PEOPLE keep coming back to Brigid Corcoran to help feed their appetite for Australian bush foods.
The growing desire to learn more about local and ancient, native produce made the decision easy for Ms Corcoran to open her Saltbush Kitchen store as a permanent fixture in Buninyong.
"People keep coming back for learning more about bush foods, how to introduce them into their kitchens and for general conversations about this all," Ms Corcoran said. "Learning is important. This is so much about giving people access to bush foods and telling that story.
Saltbush Kitchen has emerged from a start as a cafe in the now-defunct Museum of Australian Democracy at Eureka.
It has been a long time coming, but I'm confident bush food is becoming part of our nation's tradition at the heart of our food culture and food identity.
Ms Corcoran launched a pop-up shop in a Buninyong cellar for Christmas and this is where she has revamped the shop as a permanent base with an expanded range of local produce with an Australian native focus.
A key new feature is fresh murnong, or yam daisies, for sale. The root vegetable was a staple in the diet of Aboriginal people living in Buninyong and Ballarat - it is this fact that makes students sit up and take note in Saltbush Kitchen classes at Ballarat Tech School.
Yam daisies, while small in size, are reported to have eight times more nutrition than a potato.

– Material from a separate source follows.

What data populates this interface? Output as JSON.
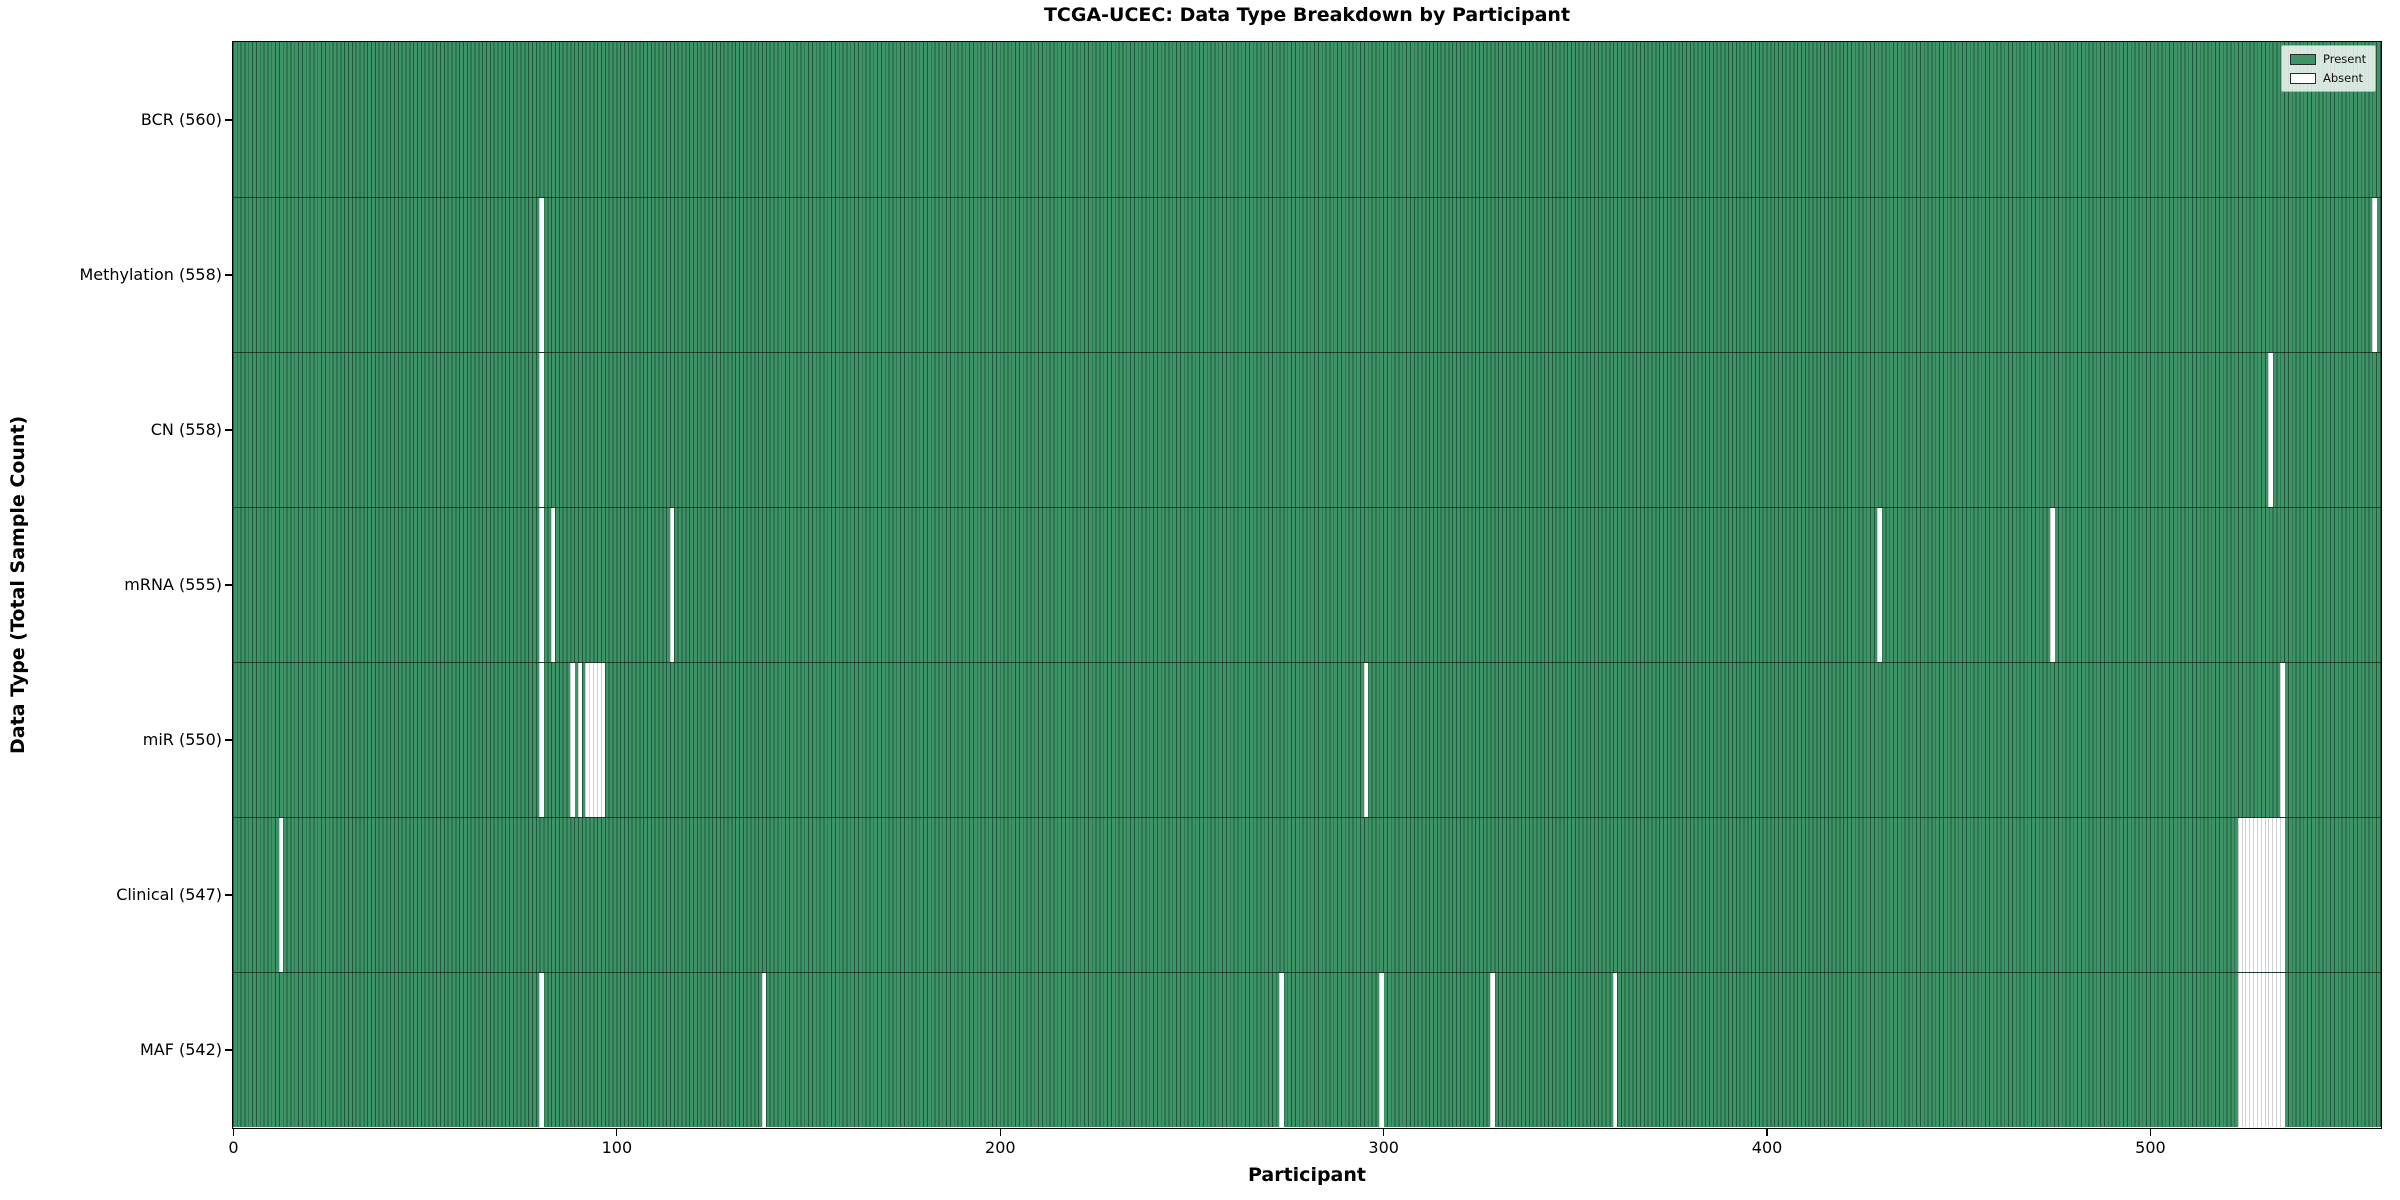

They are also becoming increasingly popular in restaurants and, coincidentally, are a feature in Sovereign Hill's new sound-and-light show Aura.
This mix of old history and new in a modern contemporary Australia plays out in Ms Corcoran's Buninyong shop. The space has been renovated to reveal the original 1860s ceiling, which matches the stone walls. Her bright artwork lines walls and feature on Saltbush product.
A tasting space will allow customers to compare taste and smell of 16 favourite kitchen spices, as voted by her social media followers, alongside eight Australian bush foods.
Popular cookbooks are on hand to promote discussion and consideration for how to adapt recipes using bush food for flavour.
Ms Corcoran said people could take their time tasting and smelling the difference if it helps them feel more comfortable in using native foods.
The shift towards sustainable, native foods had been a "slow burn" Ms Corcoran said, but was worth sharing.
Saltbush Kitchen, tucked behind Warrenheip Street shopfronts, will open on Sundays initially and by appointment as business developed. The shop will open this Sunday after an official opening with Wadawurrung woman Tammy Gilson.